Lost in the best and worst that I’ve said. What I did was a mess, what I’ll do is accept I’m not the victim.

I’d like to suggest that I’m cursed but I guess that I can’t now that I’m finally starting to grow up.


The thing is, for years I really hated this person for cutting ties with me. I tried my best never to bring them up in conversation cause I knew it’d hurt. They were always in the back of my mind though, until they weren’t, then they were again. When they were again was last year, when my therapist told me she was quitting her job. In our last several sessions we unpacked a lot of my childhood including this very connection. It hit me that what I needed was someone to relate to, what I wanted was someone to protect me. For the short time I knew this person no one could touch me. Kids in school would get any bullying they threw at me handed right back to them. Every traumatic situation my family put me through, this person had been there with theirs and told me just what I needed to hear. I recognize now, as a near-thirty year old that I took advantage of that. Everyone runs out of steam eventually.

But I won’t let it get to me, cause feelings turn to memories, maybe that’s not such a bad thing now.

As I prepare to leave my hometown, (yea.) I find myself meeting all kinds of people I haven’t seen in a long time for my goodbyes. I know that particular one isn’t coming, though, they probably are still in this city somewhere, but I can’t see them. I can hold onto the positive reinforcement they gave me though. In fact, I think it’s important that I do. I’m not sure how they’d respond to who I’ve become, but I don’t know who they’ve become and in a way? This is me finally unpacking it for real.

So I won’t let ‘em get to me the feelings or the memories, maybe I deserve a good thing after all.


Uh, we’ll actually loop back to that, you probably want to hear more about music anyway.



I absolutely love “IKEA Strikes Back” as an outro to this record. You know, on tracks one and two I said that the fun stuff gets you inside then the darkness comes right along, but it’s so much more than that. In the mid section of this record we start to come to terms with the things hurting us, on “Lemon Lake” we process it, accept that we deserve happiness, then we have one more skafest for a bit of fun to close it out. This narrator really worked to find peace within themselves and I’d say they did just that.


During the process of consuming this record on a deeper level and constructing this review I am going through my first break up ever from a relationship that has lasted half of my entire life. While the words and stories on here didn’t get me to this point, they are helping me through it. That and the intense emotional depth found in the flexible sonics and influences. It’s scary changing your entire life around, it’s hard to leave someone you’ve loved for so long and haven’t really stopped, but it’s like I said before. Once you’ve seen the cracks at the roots, it’s hard to ever come back the same. This is, by far, the hardest thing I’ve ever had to do. Even harder than, no, actually, we’ll talk about that another time.

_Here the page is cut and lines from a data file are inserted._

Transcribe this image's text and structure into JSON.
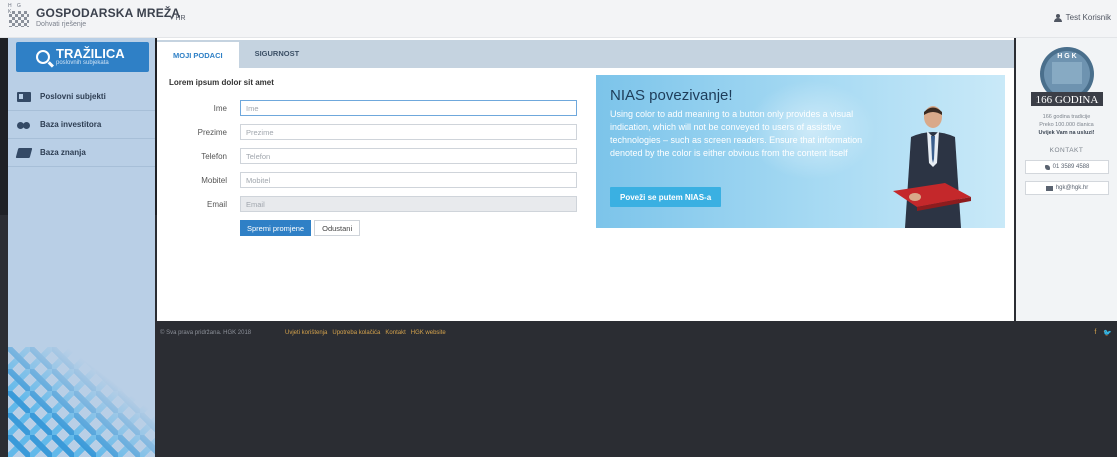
{
  "header": {
    "brand": "GOSPODARSKA MREŽA",
    "tagline": "Dohvati rješenje",
    "logo_letters": "H G K",
    "language": "▾ HR",
    "user": "Test Korisnik"
  },
  "sidebar": {
    "search_title": "TRAŽILICA",
    "search_subtitle": "poslovnih subjekata",
    "items": [
      {
        "label": "Poslovni subjekti",
        "icon": "id-card-icon"
      },
      {
        "label": "Baza investitora",
        "icon": "people-icon"
      },
      {
        "label": "Baza znanja",
        "icon": "book-icon"
      }
    ]
  },
  "tabs": [
    {
      "label": "MOJI PODACI",
      "active": true
    },
    {
      "label": "SIGURNOST",
      "active": false
    }
  ],
  "form": {
    "title": "Lorem ipsum dolor sit amet",
    "fields": [
      {
        "label": "Ime",
        "placeholder": "Ime",
        "value": ""
      },
      {
        "label": "Prezime",
        "placeholder": "Prezime",
        "value": ""
      },
      {
        "label": "Telefon",
        "placeholder": "Telefon",
        "value": ""
      },
      {
        "label": "Mobitel",
        "placeholder": "Mobitel",
        "value": ""
      },
      {
        "label": "Email",
        "placeholder": "Email",
        "value": ""
      }
    ],
    "save_label": "Spremi promjene",
    "cancel_label": "Odustani"
  },
  "nias": {
    "title": "NIAS povezivanje!",
    "text": "Using color to add meaning to a button only provides a visual indication, which will not be conveyed to users of assistive technologies – such as screen readers. Ensure that information denoted by the color is either obvious from the content itself",
    "button": "Poveži se putem NIAS-a"
  },
  "right_panel": {
    "badge_top": "H G K",
    "badge_years": "166 GODINA",
    "info_line1": "166 godina tradicije",
    "info_line2": "Preko 100.000 članica",
    "info_line3": "Uvijek Vam na usluzi!",
    "kontakt": "KONTAKT",
    "phone": "01 3589 4588",
    "email": "hgk@hgk.hr"
  },
  "footer": {
    "copyright": "© Sva prava pridržana. HGK 2018",
    "links": [
      "Uvjeti korištenja",
      "Upotreba kolačića",
      "Kontakt",
      "HGK website"
    ],
    "social": [
      "f",
      "🐦"
    ]
  },
  "colors": {
    "primary": "#2f80c6",
    "sidebar": "#b9cfe6",
    "footer": "#2b2d33",
    "footer_link": "#d4a24c"
  }
}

As I write this, as you read this, we’re coming up on the last review released in quarter two of 2022. In quarter three I plan on changing a couple of things around, more so on the branding side of AsterTracks but also plan on being a bit more half-review, half-personal essay like you’ve seen here. People were really responsive to how true to myself I was on my 100th post and it made me feel more comfortable being honest here. As I said above, please if you can, support CLIFFDIVER in any way possible. The band had a whole tour lined up that they were stopped from completing due to COVID and I would hate to see them hurt off the tail end of a record that has earned them so much praise. I’m sure though, that like they’ve shown me to, they can pick up and get back up again.


After all, there’s no use in feeling useless.